L’homme qui se cache derrière le nom de Johnny Hardcore et la pochette repoussante de ce premier album n’est ni un énième sosie de Johnny Halliday, ni un rockeur néo-punk miteux, comme on pourrait le croire. Non, Johnny Hardcore est un rappeur canadien issu de The Verbals, l’un des groupes centraux d’Halifax, de cette fameuse scène hip-hop de Nouvelle-Ecosse que l’on a célébré trop vite avant de s’en désintéresser trop tôt, il y a quelques années.
Que les choses soient claires dès le début. Johnny Hardcore, le disque, n’est pas une franche réussite. La production manque de sel, malgré une poignée de scratches bien sentis. Alors pourquoi en parler, maintenant, trois ans après sa sortie, alors que l’actualité n’est même plus là pour justifier cette chronique en demi-teinte ? Parce que, même à moitié raté, ce premier album montre qu’il y a par ici du talent à revendre. Chez Johnny lui-même, en premier lieu.
Habitué des compétitions, John Young délivre un hip-hop de type battle convaincant. Avec sa grosse voix enjouée, offensive, sarcastique et qui va vite, il sait parler du hip-hop, de l’amour du hip-hop ("My Love Song"), de la haine du hip-hop ("Sarcasm") et des hip-hoppers qui parlent de hip-hop ("Don’t Flatter Yourself"). Il donne aussi dans l’exercice de style, recycle Big Daddy Kane et Biz Markie avec son ami Jay Bizzy ("Rhymin' w/ the Biz") et règle ses comptes avec l’insomnie ("Sleep Deprivation"), imposant en passant de bien mauvais traitements à sa respiration.

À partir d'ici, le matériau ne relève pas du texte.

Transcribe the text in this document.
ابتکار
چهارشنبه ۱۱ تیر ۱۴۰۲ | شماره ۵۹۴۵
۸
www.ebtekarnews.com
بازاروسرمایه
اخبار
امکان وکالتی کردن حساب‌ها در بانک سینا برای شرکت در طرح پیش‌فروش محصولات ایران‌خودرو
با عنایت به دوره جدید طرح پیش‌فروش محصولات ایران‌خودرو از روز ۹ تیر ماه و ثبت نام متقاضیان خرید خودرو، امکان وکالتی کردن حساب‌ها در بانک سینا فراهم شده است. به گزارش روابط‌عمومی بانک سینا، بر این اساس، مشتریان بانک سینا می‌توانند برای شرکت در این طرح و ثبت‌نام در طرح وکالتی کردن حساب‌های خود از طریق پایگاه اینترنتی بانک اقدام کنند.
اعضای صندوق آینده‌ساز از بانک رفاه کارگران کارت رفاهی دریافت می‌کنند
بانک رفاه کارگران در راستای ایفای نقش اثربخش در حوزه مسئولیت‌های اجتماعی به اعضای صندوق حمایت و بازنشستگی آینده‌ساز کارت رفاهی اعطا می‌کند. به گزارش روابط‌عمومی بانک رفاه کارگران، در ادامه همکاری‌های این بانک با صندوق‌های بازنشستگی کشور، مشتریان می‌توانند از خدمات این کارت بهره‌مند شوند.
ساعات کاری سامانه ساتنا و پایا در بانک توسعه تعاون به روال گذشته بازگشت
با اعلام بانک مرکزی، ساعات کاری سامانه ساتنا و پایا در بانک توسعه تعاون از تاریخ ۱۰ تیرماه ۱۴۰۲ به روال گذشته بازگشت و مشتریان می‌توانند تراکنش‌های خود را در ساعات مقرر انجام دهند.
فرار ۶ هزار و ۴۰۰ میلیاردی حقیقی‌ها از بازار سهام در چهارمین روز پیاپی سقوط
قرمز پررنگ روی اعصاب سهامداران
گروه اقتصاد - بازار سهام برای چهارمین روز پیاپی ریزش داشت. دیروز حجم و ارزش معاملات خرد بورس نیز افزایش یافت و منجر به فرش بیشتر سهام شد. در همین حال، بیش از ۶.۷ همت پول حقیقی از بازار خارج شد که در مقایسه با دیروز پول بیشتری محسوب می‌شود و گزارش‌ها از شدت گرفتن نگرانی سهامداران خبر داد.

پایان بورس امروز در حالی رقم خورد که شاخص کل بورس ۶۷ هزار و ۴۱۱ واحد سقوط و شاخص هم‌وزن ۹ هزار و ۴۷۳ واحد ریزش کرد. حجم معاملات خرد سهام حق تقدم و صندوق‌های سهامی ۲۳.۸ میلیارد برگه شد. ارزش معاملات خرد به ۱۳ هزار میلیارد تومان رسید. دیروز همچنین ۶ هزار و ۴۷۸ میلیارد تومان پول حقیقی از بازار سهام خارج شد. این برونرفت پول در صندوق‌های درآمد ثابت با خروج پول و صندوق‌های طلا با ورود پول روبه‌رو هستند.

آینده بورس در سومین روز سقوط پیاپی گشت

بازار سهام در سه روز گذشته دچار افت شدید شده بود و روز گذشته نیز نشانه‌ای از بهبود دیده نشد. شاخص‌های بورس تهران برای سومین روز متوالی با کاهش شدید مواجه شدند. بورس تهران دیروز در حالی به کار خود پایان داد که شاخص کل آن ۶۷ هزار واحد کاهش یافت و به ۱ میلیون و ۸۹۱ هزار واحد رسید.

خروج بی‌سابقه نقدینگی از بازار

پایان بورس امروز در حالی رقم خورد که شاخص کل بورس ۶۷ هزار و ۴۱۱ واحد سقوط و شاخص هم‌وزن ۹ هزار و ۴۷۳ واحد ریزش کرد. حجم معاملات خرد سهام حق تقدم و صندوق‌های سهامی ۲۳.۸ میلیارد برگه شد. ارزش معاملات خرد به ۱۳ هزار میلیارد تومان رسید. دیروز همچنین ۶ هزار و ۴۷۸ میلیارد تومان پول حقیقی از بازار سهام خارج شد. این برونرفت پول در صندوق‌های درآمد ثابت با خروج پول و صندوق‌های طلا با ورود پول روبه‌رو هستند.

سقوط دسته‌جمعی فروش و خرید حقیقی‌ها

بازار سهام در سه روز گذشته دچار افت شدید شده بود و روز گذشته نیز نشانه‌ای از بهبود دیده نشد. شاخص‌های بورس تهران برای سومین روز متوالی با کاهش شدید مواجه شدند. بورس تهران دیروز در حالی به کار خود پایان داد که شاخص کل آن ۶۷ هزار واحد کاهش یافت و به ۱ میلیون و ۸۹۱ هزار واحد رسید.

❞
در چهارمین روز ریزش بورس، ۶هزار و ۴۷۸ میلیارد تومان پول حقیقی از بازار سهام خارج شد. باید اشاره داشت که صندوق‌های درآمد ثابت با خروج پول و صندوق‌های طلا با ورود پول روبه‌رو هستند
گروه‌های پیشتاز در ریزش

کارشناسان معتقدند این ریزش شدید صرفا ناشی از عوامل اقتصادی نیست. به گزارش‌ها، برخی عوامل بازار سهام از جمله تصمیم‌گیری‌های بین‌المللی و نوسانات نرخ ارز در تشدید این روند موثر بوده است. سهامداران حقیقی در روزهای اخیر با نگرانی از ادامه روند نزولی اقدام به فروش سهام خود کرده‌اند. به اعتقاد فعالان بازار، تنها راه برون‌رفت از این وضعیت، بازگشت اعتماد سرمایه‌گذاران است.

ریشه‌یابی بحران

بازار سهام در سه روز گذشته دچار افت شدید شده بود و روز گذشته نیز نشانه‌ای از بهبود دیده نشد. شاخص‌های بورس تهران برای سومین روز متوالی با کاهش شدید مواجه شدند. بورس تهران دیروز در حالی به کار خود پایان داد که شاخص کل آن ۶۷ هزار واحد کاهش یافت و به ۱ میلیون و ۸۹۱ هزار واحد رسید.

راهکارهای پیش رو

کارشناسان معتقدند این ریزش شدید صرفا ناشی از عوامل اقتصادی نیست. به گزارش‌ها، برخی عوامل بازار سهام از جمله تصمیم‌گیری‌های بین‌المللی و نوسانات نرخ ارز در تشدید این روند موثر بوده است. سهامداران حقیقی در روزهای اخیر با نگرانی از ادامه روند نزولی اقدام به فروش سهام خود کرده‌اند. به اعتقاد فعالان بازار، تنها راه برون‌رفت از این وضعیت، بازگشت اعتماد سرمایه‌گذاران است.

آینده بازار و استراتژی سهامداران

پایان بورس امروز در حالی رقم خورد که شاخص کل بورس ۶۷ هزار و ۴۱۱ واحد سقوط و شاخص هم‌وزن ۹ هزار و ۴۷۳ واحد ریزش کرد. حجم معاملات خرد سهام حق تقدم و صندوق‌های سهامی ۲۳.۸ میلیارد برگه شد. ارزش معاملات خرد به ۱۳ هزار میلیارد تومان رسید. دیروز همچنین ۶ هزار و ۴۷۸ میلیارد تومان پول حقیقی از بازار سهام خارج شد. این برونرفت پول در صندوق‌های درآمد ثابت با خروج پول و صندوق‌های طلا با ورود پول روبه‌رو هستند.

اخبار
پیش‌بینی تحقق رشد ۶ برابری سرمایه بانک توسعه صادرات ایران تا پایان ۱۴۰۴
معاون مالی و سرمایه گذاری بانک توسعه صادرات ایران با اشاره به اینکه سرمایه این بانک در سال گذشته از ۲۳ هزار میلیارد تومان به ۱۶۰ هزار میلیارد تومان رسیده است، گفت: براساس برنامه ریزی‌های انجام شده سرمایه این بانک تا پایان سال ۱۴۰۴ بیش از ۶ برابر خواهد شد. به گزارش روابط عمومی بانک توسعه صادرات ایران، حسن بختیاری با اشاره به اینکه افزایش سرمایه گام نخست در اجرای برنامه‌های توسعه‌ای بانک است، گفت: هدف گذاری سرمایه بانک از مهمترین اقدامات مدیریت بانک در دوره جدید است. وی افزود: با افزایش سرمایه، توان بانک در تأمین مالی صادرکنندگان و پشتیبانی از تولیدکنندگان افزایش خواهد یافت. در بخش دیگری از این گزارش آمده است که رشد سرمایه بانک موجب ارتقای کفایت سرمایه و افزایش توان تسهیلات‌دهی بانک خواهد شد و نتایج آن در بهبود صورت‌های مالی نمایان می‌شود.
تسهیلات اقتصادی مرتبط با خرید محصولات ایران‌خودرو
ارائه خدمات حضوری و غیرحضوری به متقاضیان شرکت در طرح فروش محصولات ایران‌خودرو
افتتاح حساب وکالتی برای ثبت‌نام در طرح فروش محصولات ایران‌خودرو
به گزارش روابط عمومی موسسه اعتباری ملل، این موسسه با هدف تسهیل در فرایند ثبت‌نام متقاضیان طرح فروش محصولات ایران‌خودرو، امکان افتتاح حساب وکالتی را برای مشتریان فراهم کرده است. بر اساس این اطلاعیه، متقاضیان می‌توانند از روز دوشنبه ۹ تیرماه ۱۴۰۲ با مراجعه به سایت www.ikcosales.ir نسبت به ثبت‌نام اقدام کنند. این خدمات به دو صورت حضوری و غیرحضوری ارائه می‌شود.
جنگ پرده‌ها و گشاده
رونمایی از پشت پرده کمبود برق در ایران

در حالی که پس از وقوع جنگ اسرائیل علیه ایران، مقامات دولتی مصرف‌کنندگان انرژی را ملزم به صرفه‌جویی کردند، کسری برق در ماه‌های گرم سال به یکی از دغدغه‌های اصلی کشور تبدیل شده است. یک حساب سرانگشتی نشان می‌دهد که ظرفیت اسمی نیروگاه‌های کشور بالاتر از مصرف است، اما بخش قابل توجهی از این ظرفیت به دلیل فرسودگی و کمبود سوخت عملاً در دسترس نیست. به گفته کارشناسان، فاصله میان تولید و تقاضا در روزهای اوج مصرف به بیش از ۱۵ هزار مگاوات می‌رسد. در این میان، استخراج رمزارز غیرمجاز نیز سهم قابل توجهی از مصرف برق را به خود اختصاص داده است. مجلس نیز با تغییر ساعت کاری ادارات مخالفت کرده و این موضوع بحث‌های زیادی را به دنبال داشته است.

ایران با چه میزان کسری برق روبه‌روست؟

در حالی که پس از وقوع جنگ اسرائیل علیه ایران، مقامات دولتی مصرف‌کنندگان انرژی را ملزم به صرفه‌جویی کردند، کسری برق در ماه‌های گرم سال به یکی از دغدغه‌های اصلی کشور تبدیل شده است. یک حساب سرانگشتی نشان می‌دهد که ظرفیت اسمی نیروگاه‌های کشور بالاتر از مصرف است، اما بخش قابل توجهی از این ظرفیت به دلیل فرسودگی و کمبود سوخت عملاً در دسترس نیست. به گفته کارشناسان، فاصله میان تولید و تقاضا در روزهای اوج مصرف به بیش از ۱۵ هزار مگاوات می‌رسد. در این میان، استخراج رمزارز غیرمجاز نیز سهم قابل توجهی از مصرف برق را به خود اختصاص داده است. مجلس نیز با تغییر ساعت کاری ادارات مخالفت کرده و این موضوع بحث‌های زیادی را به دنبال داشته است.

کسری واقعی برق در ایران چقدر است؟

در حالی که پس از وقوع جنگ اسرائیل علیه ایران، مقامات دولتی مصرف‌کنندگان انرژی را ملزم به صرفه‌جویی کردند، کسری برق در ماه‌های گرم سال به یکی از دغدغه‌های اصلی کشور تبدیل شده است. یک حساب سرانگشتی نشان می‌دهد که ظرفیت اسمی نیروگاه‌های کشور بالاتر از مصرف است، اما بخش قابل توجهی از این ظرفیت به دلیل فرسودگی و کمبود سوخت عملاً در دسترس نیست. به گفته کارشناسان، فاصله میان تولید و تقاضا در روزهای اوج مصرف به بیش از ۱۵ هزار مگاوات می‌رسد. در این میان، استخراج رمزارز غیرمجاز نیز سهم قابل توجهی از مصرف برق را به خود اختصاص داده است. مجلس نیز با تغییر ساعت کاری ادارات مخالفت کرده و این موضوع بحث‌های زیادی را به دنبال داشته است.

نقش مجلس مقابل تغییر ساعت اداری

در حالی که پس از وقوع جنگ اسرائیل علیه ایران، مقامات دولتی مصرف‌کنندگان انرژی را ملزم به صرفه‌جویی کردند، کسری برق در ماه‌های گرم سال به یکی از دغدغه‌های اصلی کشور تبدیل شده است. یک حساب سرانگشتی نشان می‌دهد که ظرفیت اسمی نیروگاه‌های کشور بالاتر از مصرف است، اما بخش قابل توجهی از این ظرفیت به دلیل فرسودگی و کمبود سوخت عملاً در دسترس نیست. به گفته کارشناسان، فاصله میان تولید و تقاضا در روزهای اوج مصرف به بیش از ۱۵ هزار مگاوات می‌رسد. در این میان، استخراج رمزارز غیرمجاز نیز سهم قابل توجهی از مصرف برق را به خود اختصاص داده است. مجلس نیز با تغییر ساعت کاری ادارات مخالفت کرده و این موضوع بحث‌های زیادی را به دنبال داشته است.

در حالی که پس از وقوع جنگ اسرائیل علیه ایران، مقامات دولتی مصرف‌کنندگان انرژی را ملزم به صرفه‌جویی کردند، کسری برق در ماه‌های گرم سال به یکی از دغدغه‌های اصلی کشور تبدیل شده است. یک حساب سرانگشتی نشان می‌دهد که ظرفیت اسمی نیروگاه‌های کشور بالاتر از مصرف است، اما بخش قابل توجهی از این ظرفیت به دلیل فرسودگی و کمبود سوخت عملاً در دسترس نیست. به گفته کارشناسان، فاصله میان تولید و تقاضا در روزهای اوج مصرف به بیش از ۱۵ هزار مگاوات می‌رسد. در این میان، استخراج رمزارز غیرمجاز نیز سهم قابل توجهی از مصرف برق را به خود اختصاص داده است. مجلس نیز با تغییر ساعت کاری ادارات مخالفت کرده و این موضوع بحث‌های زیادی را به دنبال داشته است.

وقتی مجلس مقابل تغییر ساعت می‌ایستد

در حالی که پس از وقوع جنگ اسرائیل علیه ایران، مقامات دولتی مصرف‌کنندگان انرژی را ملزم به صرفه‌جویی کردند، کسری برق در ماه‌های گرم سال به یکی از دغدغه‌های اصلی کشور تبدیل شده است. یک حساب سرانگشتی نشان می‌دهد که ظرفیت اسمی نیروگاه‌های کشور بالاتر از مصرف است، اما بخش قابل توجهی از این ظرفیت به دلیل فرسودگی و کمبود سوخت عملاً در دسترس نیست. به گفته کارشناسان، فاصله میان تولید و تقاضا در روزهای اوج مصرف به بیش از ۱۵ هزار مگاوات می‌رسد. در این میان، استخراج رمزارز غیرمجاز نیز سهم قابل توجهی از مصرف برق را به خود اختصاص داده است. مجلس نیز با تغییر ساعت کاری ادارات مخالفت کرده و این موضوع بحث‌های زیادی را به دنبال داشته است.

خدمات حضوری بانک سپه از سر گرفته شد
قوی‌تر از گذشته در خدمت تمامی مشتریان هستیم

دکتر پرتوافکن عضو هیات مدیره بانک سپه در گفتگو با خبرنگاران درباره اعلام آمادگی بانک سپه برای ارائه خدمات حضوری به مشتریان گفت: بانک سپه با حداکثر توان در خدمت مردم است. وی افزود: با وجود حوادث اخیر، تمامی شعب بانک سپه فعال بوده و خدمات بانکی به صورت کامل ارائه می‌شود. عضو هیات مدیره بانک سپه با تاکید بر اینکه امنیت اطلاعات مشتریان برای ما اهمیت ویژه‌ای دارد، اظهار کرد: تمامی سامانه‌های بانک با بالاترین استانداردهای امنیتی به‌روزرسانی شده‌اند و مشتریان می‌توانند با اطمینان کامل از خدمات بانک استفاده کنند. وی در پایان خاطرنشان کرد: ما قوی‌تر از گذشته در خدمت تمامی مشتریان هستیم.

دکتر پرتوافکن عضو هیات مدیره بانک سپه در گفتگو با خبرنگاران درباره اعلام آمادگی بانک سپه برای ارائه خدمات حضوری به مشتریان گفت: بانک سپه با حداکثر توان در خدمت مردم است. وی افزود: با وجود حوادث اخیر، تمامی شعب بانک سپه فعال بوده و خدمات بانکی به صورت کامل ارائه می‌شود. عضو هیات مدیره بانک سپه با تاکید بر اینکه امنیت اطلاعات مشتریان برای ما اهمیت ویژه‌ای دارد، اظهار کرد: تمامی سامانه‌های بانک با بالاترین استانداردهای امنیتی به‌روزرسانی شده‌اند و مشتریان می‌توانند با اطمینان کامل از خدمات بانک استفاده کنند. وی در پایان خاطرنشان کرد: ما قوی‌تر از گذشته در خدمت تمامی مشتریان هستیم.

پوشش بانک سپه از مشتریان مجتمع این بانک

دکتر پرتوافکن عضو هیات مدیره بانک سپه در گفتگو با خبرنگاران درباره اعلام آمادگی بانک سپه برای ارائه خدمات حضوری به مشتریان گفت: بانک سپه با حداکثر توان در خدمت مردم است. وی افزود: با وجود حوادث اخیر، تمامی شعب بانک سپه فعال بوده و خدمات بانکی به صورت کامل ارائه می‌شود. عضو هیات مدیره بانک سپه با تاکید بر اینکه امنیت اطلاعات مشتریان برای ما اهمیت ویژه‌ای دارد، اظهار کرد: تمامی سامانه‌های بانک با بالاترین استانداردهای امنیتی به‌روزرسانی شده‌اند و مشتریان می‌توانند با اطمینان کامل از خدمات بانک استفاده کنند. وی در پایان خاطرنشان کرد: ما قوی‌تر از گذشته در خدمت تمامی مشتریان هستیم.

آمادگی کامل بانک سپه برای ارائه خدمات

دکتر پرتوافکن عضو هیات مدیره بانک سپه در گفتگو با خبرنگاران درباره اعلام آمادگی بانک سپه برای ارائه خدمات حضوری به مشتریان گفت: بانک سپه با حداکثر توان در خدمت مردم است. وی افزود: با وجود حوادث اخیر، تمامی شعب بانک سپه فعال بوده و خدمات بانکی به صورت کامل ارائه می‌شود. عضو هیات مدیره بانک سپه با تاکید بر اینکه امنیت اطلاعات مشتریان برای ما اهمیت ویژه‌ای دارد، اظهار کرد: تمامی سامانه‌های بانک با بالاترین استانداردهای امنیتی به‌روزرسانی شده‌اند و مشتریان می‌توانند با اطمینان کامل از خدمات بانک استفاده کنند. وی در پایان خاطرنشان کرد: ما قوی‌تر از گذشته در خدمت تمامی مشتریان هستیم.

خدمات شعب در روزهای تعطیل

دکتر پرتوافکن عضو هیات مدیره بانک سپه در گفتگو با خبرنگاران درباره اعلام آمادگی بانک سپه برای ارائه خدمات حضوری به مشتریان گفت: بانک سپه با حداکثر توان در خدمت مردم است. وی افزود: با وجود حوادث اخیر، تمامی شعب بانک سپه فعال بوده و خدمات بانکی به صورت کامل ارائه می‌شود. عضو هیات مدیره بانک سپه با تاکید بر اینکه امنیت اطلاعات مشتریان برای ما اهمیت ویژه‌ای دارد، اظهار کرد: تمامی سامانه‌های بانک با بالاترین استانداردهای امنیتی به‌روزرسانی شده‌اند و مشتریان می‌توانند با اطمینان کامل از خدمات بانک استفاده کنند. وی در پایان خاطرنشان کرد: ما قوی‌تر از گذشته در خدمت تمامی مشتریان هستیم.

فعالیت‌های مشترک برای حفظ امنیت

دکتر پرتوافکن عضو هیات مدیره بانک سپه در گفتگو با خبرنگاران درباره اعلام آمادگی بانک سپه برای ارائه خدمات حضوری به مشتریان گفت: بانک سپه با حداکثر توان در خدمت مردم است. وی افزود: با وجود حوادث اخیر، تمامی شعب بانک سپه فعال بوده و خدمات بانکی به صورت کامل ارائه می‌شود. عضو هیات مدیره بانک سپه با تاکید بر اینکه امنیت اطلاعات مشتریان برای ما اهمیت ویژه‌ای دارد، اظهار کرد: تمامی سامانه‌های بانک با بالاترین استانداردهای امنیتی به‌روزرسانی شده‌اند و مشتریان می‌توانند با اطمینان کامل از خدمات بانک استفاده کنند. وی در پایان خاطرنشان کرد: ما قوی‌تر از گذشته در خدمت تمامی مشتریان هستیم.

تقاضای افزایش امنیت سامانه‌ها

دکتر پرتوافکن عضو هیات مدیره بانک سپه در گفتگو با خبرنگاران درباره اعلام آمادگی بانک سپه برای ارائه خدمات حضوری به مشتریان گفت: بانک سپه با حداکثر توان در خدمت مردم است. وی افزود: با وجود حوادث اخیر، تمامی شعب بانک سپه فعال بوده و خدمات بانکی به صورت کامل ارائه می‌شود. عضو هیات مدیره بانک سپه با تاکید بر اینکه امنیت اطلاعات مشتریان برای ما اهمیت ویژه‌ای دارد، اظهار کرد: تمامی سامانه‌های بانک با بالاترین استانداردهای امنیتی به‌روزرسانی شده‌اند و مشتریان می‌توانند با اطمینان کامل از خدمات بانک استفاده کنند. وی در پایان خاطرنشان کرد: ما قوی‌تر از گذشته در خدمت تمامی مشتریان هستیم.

L’autre intérêt de l’album, c’est cette réunion de toute la face cachée du hip-hop d’Halifax, tant aux machines qu’au micro. Johnny Hardcore a convié Frank Deluxe, Jay Bizzy, LoFi et Jabba the Cut, ses acolytes des Verbals, et beaucoup d’autres encore, dont les plus connus (chez ceux qui connaissent) sont J. LaPointe, Skratch Bastid, Jesse Dangerously et Thesis Sahib de Bending Mouth. Du beau monde, donc. Enfin, dernier argument, même si la majeure partie de l’album tombe à plat à cause de productions pas forcément enthousiasmantes, des titres se singularisent comme le débonnaire "Don’t Flatter Yourself" co-rappé et produit par Jesse Dangerously, comme "Improvement" et sa charmante petite boucle de hautbois et comme cet "Hardcore March" absolument haletant, seul tube présent ici, mais tube véritable. Au vu de cela, et avec un surcroit de chance, le prochain album de Johnny Hardcore sera le bon.